Борис помолчал, и ей показалось, что он почувствовал фальшь в её словах. Но он не стал допытываться, только заметил негромко:
- Иногда мне кажется, что люди уходят в монастырь не от любви к Богу, а от нелюбви людей. Простите, если говорю лишнее. Я не хотел вас задеть.
Лэйн резко повернула голову и впервые за всю дорогу посмотрела ему прямо в глаза. В серых глазах не было ни насмешки, ни праздного любопытства - только странное, почти пугающее понимание. Будто он видел её насквозь. Будто знал.

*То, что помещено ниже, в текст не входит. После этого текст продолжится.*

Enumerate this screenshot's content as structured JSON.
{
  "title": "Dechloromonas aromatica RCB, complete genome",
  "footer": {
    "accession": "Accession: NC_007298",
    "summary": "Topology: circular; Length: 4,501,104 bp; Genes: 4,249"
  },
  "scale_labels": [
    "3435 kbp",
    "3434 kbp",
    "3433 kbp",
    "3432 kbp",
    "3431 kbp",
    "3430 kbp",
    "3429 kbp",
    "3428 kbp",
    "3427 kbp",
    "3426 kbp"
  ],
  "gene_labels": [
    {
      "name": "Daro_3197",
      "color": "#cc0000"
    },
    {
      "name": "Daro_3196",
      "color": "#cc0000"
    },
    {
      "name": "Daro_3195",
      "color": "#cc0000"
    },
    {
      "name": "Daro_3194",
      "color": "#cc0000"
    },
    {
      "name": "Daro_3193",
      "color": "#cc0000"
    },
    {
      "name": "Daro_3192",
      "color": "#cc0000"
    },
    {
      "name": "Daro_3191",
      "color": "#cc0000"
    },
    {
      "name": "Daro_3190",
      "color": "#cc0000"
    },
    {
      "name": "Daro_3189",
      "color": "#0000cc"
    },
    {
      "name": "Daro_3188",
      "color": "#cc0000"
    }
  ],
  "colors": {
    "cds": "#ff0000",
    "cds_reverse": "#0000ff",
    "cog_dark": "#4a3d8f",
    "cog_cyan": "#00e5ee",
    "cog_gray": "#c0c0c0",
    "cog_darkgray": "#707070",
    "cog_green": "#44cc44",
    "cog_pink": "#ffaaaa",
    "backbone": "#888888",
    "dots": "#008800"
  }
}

- Вы не задели меня, сударь, - прошептала она и тут же отвела взгляд.
Они подошли к воротам монастыря. Лэйн остановилась и повернулась к нему, намереваясь попрощаться.
- Благодарю, что проводили. Дальше я сама.
- Как Вас зовут? - спросил он вдруг. - Простите мою дерзость, но… я бы хотел знать Ваше имя.
Лэйн замерла. Это было уже слишком. Совсем, совсем неприлично. Монахиням не задают таких вопросов, они не называют своих имён мирским мужчинам. Это нарушение всех правил, всех границ. Но его глаза смотрели так мягко, так просительно, и в груди у неё что-то дрогнуло.
- Сестра Лэйн, - выдохнула она почти беззвучно и, не дожидаясь ответа, юркнула в калитку.
Борис остался стоять у ворот. Лэйн. Красивое имя, редкое, он повторил его про себя, пробуя на вкус, и улыбнулся. Потом развернулся и медленно пошёл обратно к усадьбе, то и дело оглядываясь на белые стены, за которыми она исчезла.
А Лэйн, добежав до своей кельи, захлопнула дверь и прислонилась к ней спиной, тяжело дыша. Сердце колотилось где-то в горле, щёки пылали, руки дрожали. Она опустилась на тюфяк, поставила корзинку на пол и уставилась в стену.
Что это было? Кто этот человек? Почему он смотрел на неё так, будто видел не монахиню, а… женщину? И почему от этого взгляда внутри разливалось тепло, которого она не чувствовала уже четырнадцать лет - да что там, никогда не чувствовала?
Она закрыла лицо ладонями и попыталась прочитать молитву. «Господи, помилуй. Господи, помилуй…» Но слова путались, а перед глазами стояли его голубые глаза и слышался его голос: «Я бы хотел знать Ваше имя».
- Глупости, - прошептала она в пустоту. - Это всё глупости. Он просто вежливый человек. Просто новый помещик. Просто… случайная встреча.
Но сердце не слушалось разума. Оно билось часто-часто, и где-то глубоко внутри, в том месте, которое она считала давно умершим, зарождалось что-то новое, непонятное, пугающее, и до странности живое.
А вдалеке, за стенами монастыря, мужчина в белой рубашке шёл по тропинке к старой усадьбе и улыбался, сам не зная чему.